Insomma, i capitali da soli non bastano: servono soldi, infrastrutture, competenze, capacità di comprensione reciproca tra mondo del business e della finanza e mondo della ricerca. Ma la disponibilità di capitale è parte della soluzione del problema.
Dal nostro punto di vista la qualità della ricerca c’è e idee valide da finanziare non mancano.
Per concludere, possiamo dire che Indaco Venture Partners e Indaco Bio giocano un ruolo importante nell’ecosistema dell’innovazione, in particolare nel mondo Life Science?

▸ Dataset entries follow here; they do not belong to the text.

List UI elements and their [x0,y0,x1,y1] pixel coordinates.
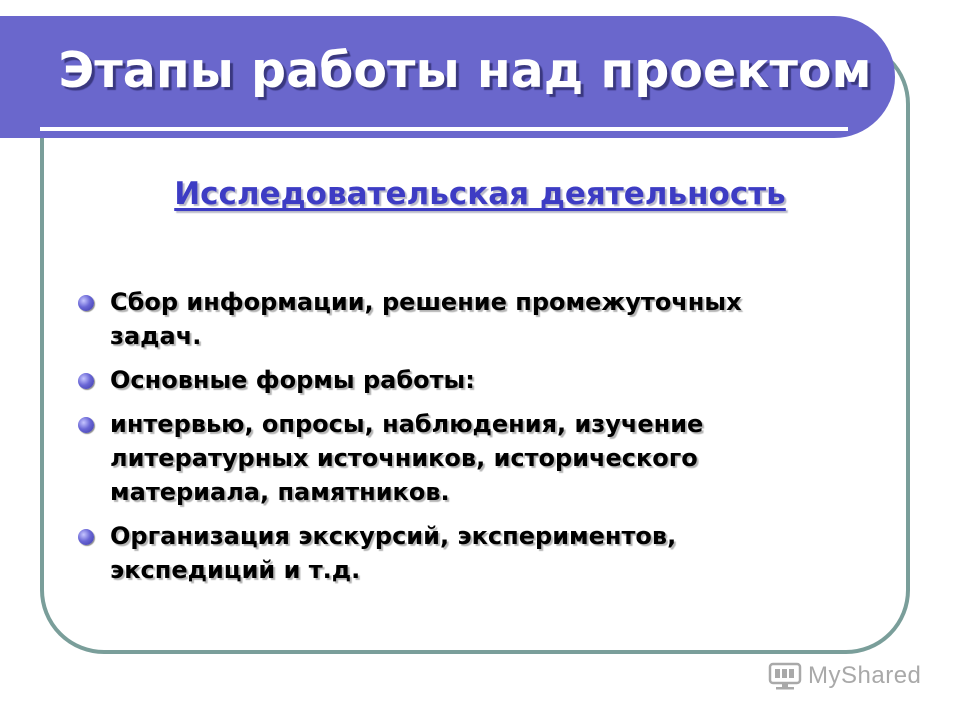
bullet-item [72,519,832,587]
bullet-dot-icon [78,417,94,433]
slide-title: Этапы работы над проектом [58,42,872,99]
watermark-text: MyShared [808,662,922,689]
bullet-dot-icon [78,295,94,311]
section-subtitle: Исследовательская деятельность [174,176,786,212]
bullet-text: Сбор информации, решение промежуточных задач. [110,288,742,350]
title-underline [40,127,848,131]
bullet-text: Основные формы работы: [110,366,475,394]
bullet-text: Организация экскурсий, экспериментов, экспедиций и т.д. [110,522,677,584]
bullet-dot-icon [78,373,94,389]
bullet-item [72,285,832,353]
bullet-list [72,285,832,597]
bullet-dot-icon [78,529,94,545]
presentation-board-icon [768,661,802,691]
bullet-text: интервью, опросы, наблюдения, изучение литературных источников, исторического материала, памятников. [110,410,704,506]
bullet-item [72,407,832,509]
bullet-item [72,363,832,397]
watermark [768,656,921,696]
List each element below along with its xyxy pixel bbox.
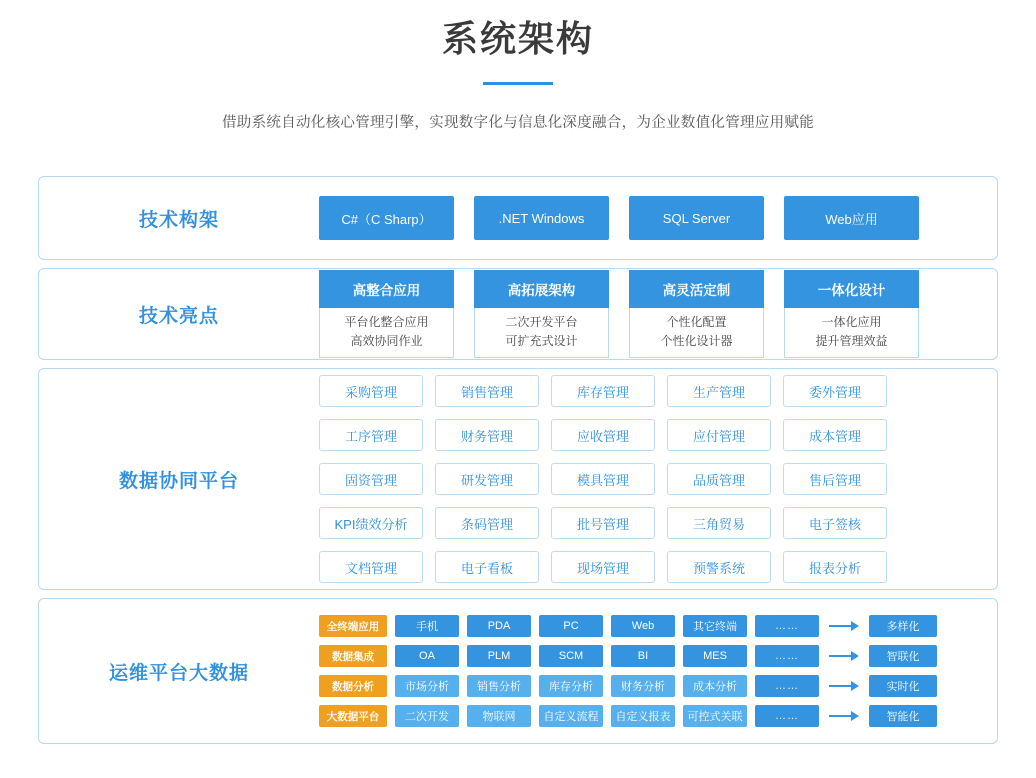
section-label-technology-stack: 技术构架: [138, 209, 219, 231]
highlight-card[interactable]: [474, 270, 609, 357]
ops-category-chip[interactable]: 数据集成: [319, 645, 387, 667]
module-chip[interactable]: 报表分析: [783, 551, 887, 583]
module-chip[interactable]: 售后管理: [783, 463, 887, 495]
highlight-card-title: 高拓展架构: [474, 270, 609, 308]
technology-highlights-body: [319, 270, 997, 357]
module-chip[interactable]: 条码管理: [435, 507, 539, 539]
section-label-data-platform: 数据协同平台: [118, 470, 239, 492]
ops-item-chip[interactable]: SCM: [539, 645, 603, 667]
title-underline: [483, 82, 553, 85]
module-chip[interactable]: 研发管理: [435, 463, 539, 495]
highlight-card-line: 高效协同作业: [350, 334, 423, 348]
ops-category-chip[interactable]: 大数据平台: [319, 705, 387, 727]
highlight-card-line: 个性化设计器: [660, 334, 733, 348]
ops-item-chip[interactable]: ……: [755, 615, 819, 637]
highlight-card-line: 提升管理效益: [815, 334, 888, 348]
ops-item-chip[interactable]: 手机: [395, 615, 459, 637]
ops-row: [319, 675, 987, 697]
module-chip[interactable]: 采购管理: [319, 375, 423, 407]
section-ops-bigdata: [38, 598, 998, 744]
section-data-platform: [38, 368, 998, 590]
ops-output-chip[interactable]: 智能化: [869, 705, 937, 727]
ops-item-chip[interactable]: OA: [395, 645, 459, 667]
section-label-ops-bigdata: 运维平台大数据: [108, 662, 249, 684]
highlight-card-title: 高灵活定制: [629, 270, 764, 308]
highlight-card-line: 可扩充式设计: [505, 334, 578, 348]
ops-item-chip[interactable]: PC: [539, 615, 603, 637]
module-grid: [319, 375, 987, 583]
highlight-card-body: [629, 308, 764, 357]
ops-item-chip[interactable]: BI: [611, 645, 675, 667]
data-platform-body: [319, 375, 997, 583]
ops-item-chip[interactable]: PLM: [467, 645, 531, 667]
tech-chip[interactable]: SQL Server: [629, 196, 764, 240]
module-chip[interactable]: 三角贸易: [667, 507, 771, 539]
highlight-card[interactable]: [629, 270, 764, 357]
module-chip[interactable]: 库存管理: [551, 375, 655, 407]
module-chip[interactable]: 批号管理: [551, 507, 655, 539]
section-technology-highlights: [38, 268, 998, 360]
tech-chip[interactable]: Web应用: [784, 196, 919, 240]
ops-item-chip[interactable]: 库存分析: [539, 675, 603, 697]
module-chip[interactable]: 应付管理: [667, 419, 771, 451]
module-chip[interactable]: 成本管理: [783, 419, 887, 451]
highlight-card-title: 一体化设计: [784, 270, 919, 308]
arrow-right-icon: [827, 710, 861, 722]
tech-chip[interactable]: C#（C Sharp）: [319, 196, 454, 240]
ops-row: [319, 705, 987, 727]
module-chip[interactable]: 现场管理: [551, 551, 655, 583]
ops-item-chip[interactable]: 成本分析: [683, 675, 747, 697]
ops-output-chip[interactable]: 实时化: [869, 675, 937, 697]
module-chip[interactable]: 销售管理: [435, 375, 539, 407]
module-chip[interactable]: 模具管理: [551, 463, 655, 495]
ops-item-chip[interactable]: 其它终端: [683, 615, 747, 637]
ops-category-chip[interactable]: 数据分析: [319, 675, 387, 697]
ops-item-chip[interactable]: 二次开发: [395, 705, 459, 727]
arrow-right-icon: [827, 680, 861, 692]
highlight-card-line: 个性化配置: [666, 315, 727, 330]
highlight-card-body: [319, 308, 454, 357]
ops-item-chip[interactable]: 财务分析: [611, 675, 675, 697]
page-header: [0, 0, 1036, 132]
ops-item-chip[interactable]: 销售分析: [467, 675, 531, 697]
highlight-card[interactable]: [784, 270, 919, 357]
ops-item-chip[interactable]: ……: [755, 705, 819, 727]
module-chip[interactable]: 应收管理: [551, 419, 655, 451]
module-chip[interactable]: KPI绩效分析: [319, 507, 423, 539]
module-chip[interactable]: 预警系统: [667, 551, 771, 583]
module-chip[interactable]: 电子看板: [435, 551, 539, 583]
module-chip[interactable]: 电子签核: [783, 507, 887, 539]
tech-chip[interactable]: .NET Windows: [474, 196, 609, 240]
highlight-card-body: [474, 308, 609, 357]
ops-item-chip[interactable]: 自定义流程: [539, 705, 603, 727]
module-chip[interactable]: 财务管理: [435, 419, 539, 451]
module-chip[interactable]: 委外管理: [783, 375, 887, 407]
arrow-right-icon: [827, 620, 861, 632]
ops-item-chip[interactable]: ……: [755, 645, 819, 667]
highlight-card-line: 一体化应用: [821, 315, 882, 330]
module-chip[interactable]: 文档管理: [319, 551, 423, 583]
ops-item-chip[interactable]: 可控式关联: [683, 705, 747, 727]
ops-item-chip[interactable]: 物联网: [467, 705, 531, 727]
module-chip[interactable]: 生产管理: [667, 375, 771, 407]
ops-category-chip[interactable]: 全终端应用: [319, 615, 387, 637]
module-chip[interactable]: 品质管理: [667, 463, 771, 495]
technology-chip-row: [319, 196, 987, 240]
arrow-right-icon: [827, 650, 861, 662]
ops-item-chip[interactable]: 市场分析: [395, 675, 459, 697]
section-technology-stack: [38, 176, 998, 260]
highlight-card-title: 高整合应用: [319, 270, 454, 308]
highlight-card-line: 平台化整合应用: [344, 315, 429, 330]
ops-row: [319, 615, 987, 637]
technology-stack-body: [319, 196, 997, 240]
module-chip[interactable]: 固资管理: [319, 463, 423, 495]
highlight-card-row: [319, 270, 987, 357]
ops-item-chip[interactable]: MES: [683, 645, 747, 667]
section-label-technology-highlights: 技术亮点: [138, 305, 219, 327]
page-subtitle: 借助系统自动化核心管理引擎，实现数字化与信息化深度融合，为企业数值化管理应用赋能: [222, 115, 814, 132]
ops-output-chip[interactable]: 多样化: [869, 615, 937, 637]
ops-bigdata-body: [319, 615, 997, 727]
ops-item-chip[interactable]: PDA: [467, 615, 531, 637]
ops-output-chip[interactable]: 智联化: [869, 645, 937, 667]
highlight-card-body: [784, 308, 919, 357]
ops-item-chip[interactable]: Web: [611, 615, 675, 637]
page-title: 系统架构: [441, 18, 594, 59]
ops-item-chip[interactable]: ……: [755, 675, 819, 697]
highlight-card-line: 二次开发平台: [505, 315, 578, 330]
highlight-card[interactable]: [319, 270, 454, 357]
module-chip[interactable]: 工序管理: [319, 419, 423, 451]
ops-item-chip[interactable]: 自定义报表: [611, 705, 675, 727]
ops-row: [319, 645, 987, 667]
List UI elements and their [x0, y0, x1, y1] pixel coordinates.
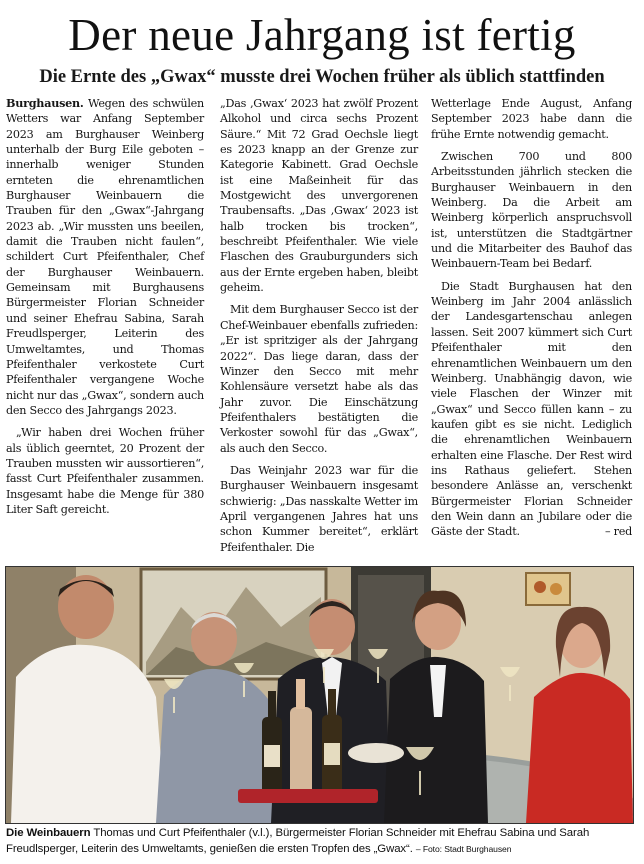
- article-paragraph: Das Weinjahr 2023 war für die Burghauser Weinbauern insgesamt schwierig: „Das nasskalte Wetter im April vergangenen Jahres hat uns schon Kummer bereitet“, erklärt Pfeifenthaler. Die: [220, 463, 418, 554]
- signoff: – red: [604, 525, 632, 539]
- paragraph-text: Wegen des schwülen Wetters war Anfang September 2023 am Burghauser Weinberg unterhalb der Burg Eile geboten – innerhalb weniger Stunden ernteten die ehrenamtlichen Burghauser Weinbauern die Trauben für den „Gwax“-Jahrgang 2023 ab. „Wir mussten uns beeilen, damit die Trauben nicht faulen“, schildert Curt Pfeifenthaler, Chef der Burghauser Weinbauern. Gemeinsam mit Burghausens Bürgermeister Florian Schneider und seiner Ehefrau Sabina, Sarah Freudlsperger, Leiterin des Umweltamtes, und Thomas Pfeifenthaler verkostete Curt Pfeifenthaler vergangene Woche nicht nur das „Gwax“, sondern auch den Secco des Jahrgangs 2023.: [6, 97, 204, 417]
- photo-caption: [6, 826, 634, 857]
- dateline: Burghausen.: [6, 96, 84, 110]
- paragraph-text: Die Stadt Burghausen hat den Weinberg im Jahr 2004 anlässlich der Landesgartenschau anlegen lassen. Seit 2007 kümmert sich Curt Pfeifenthaler mit den ehrenamtlichen Weinbauern um den Weinberg. Unabhängig davon, wie viele Flaschen der Winzer mit „Gwax“ und Secco füllen kann – zu kaufen gibt es sie nicht. Lediglich die ehrenamtlichen Weinbauern erhalten eine Flasche. Der Rest wird ins Rathaus geliefert. Stehen besondere Anlässe an, verschenkt Bürgermeister Florian Schneider den Wein dann an Jubilare oder die Gäste der Stadt.: [431, 279, 632, 539]
- article-paragraph: Zwischen 700 und 800 Arbeitsstunden jährlich stecken die Burghauser Weinbauern in den Weinberg. Da die Arbeit am Weinberg körperlich anspruchsvoll ist, unterstützen die Stadtgärtner und die Mitarbeiter des Bauhof das Weinbauern-Team bei Bedarf.: [431, 150, 632, 271]
- caption-lead: Die Weinbauern: [6, 827, 91, 839]
- subheadline: Die Ernte des „Gwax“ musste drei Wochen früher als üblich stattfinden: [39, 67, 605, 87]
- article-paragraph: [6, 96, 204, 418]
- article-paragraph: „Das ‚Gwax‘ 2023 hat zwölf Prozent Alkohol und circa sechs Prozent Säure.“ Mit 72 Grad Oechsle liegt es 2023 knapp an der Grenze zur Kategorie Kabinett. Grad Oechsle ist eine Maßeinheit für das Mostgewicht des unvergorenen Traubensafts. „Das ‚Gwax‘ 2023 ist halb trocken bis trocken“, beschreibt Pfeifenthaler. Wie viele Flaschen des Grauburgunders sich aus der Ernte ergeben haben, bleibt geheim.: [220, 97, 418, 295]
- article-paragraph: Wetterlage Ende August, Anfang September 2023 habe dann die frühe Ernte notwendig gemacht.: [431, 97, 632, 141]
- article-paragraph: Mit dem Burghauser Secco ist der Chef-Weinbauer ebenfalls zufrieden: „Er ist spritziger als der Jahrgang 2022“. Das liege daran, dass der Winzer den Secco mit mehr Kohlensäure versetzt habe als das Jahr zuvor. Die Einschätzung Pfeifenthalers bestätigten die Verkoster sowohl für das „Gwax“, als auch den Secco.: [220, 303, 418, 455]
- article-column-3: [431, 96, 632, 547]
- caption-text: Thomas und Curt Pfeifenthaler (v.l.), Bürgermeister Florian Schneider mit Ehefrau Sabina und Sarah Freudlsperger, Leiterin des Umweltamts, genießen die ersten Tropfen des „Gwax“.: [6, 827, 590, 855]
- article-paragraph: „Wir haben drei Wochen früher als üblich geerntet, 20 Prozent der Trauben mussten wir aussortieren“, fasst Curt Pfeifenthaler zusammen. Insgesamt habe die Menge für 380 Liter Saft gereicht.: [6, 426, 204, 516]
- wine-tasting-photo: [6, 567, 633, 823]
- article-photo: [5, 566, 634, 824]
- photo-credit: – Foto: Stadt Burghausen: [415, 843, 512, 854]
- article-paragraph: [431, 279, 632, 540]
- article-column-2: [220, 96, 418, 562]
- article-column-1: [6, 96, 204, 524]
- headline: Der neue Jahrgang ist fertig: [68, 10, 576, 60]
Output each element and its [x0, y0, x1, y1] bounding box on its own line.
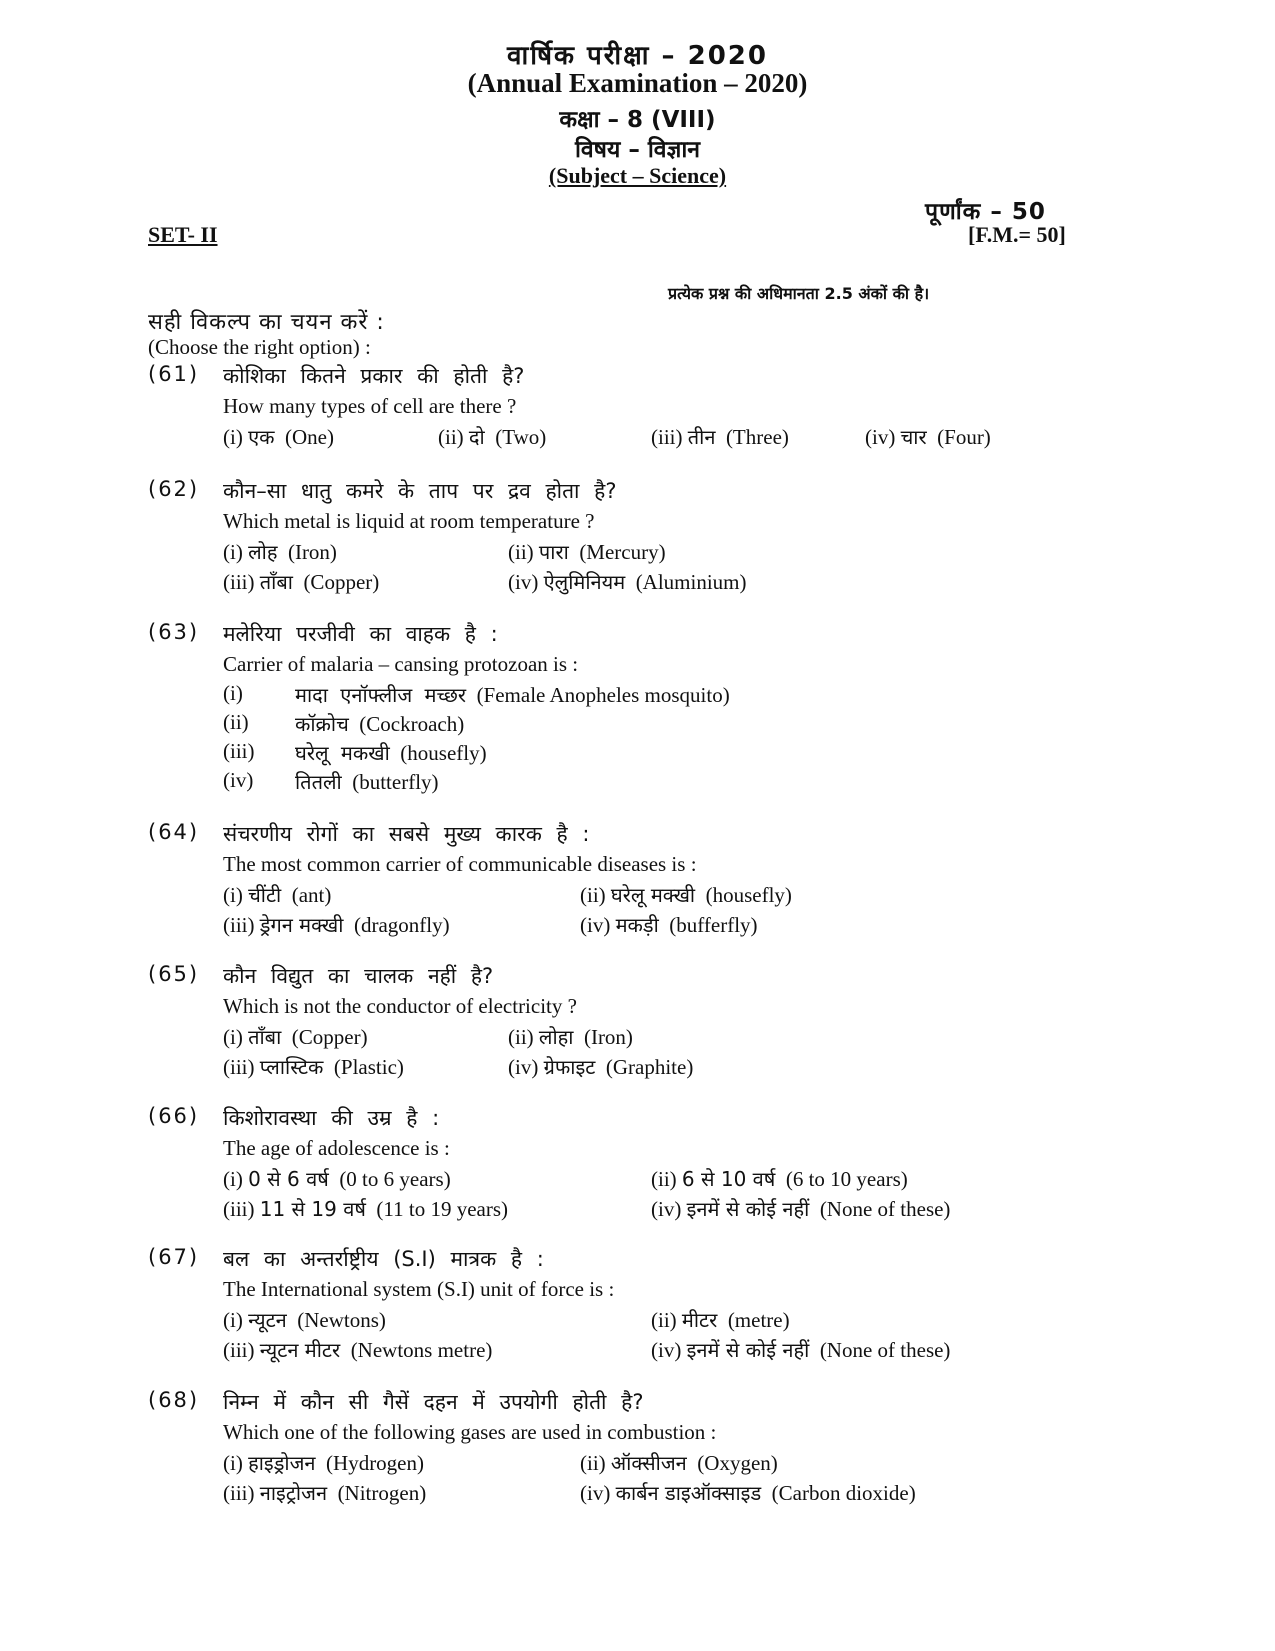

Abbiamo dalla nostra tanta esperienza, un network di esperti nelle varie verticali in cui investiamo e capitali, anche grazie a soci e investitori importanti. Noi mettiamo tutto questo a servizio delle migliori aziende italiane che vogliono fare il grande salto. Finora abbiamo fatto più di 15 exit di successo. Numero di rilievo in Italia. Per fare sempre del nostro meglio, riteniamo utile lavorare in pool anche con altri investitori. In altre parole, nella nostra attività molto spesso co-investiamo, perché riteniamo che scegliendo bene il pool di investitori si possano massimizzare i capitali, ma anche le competenze del network.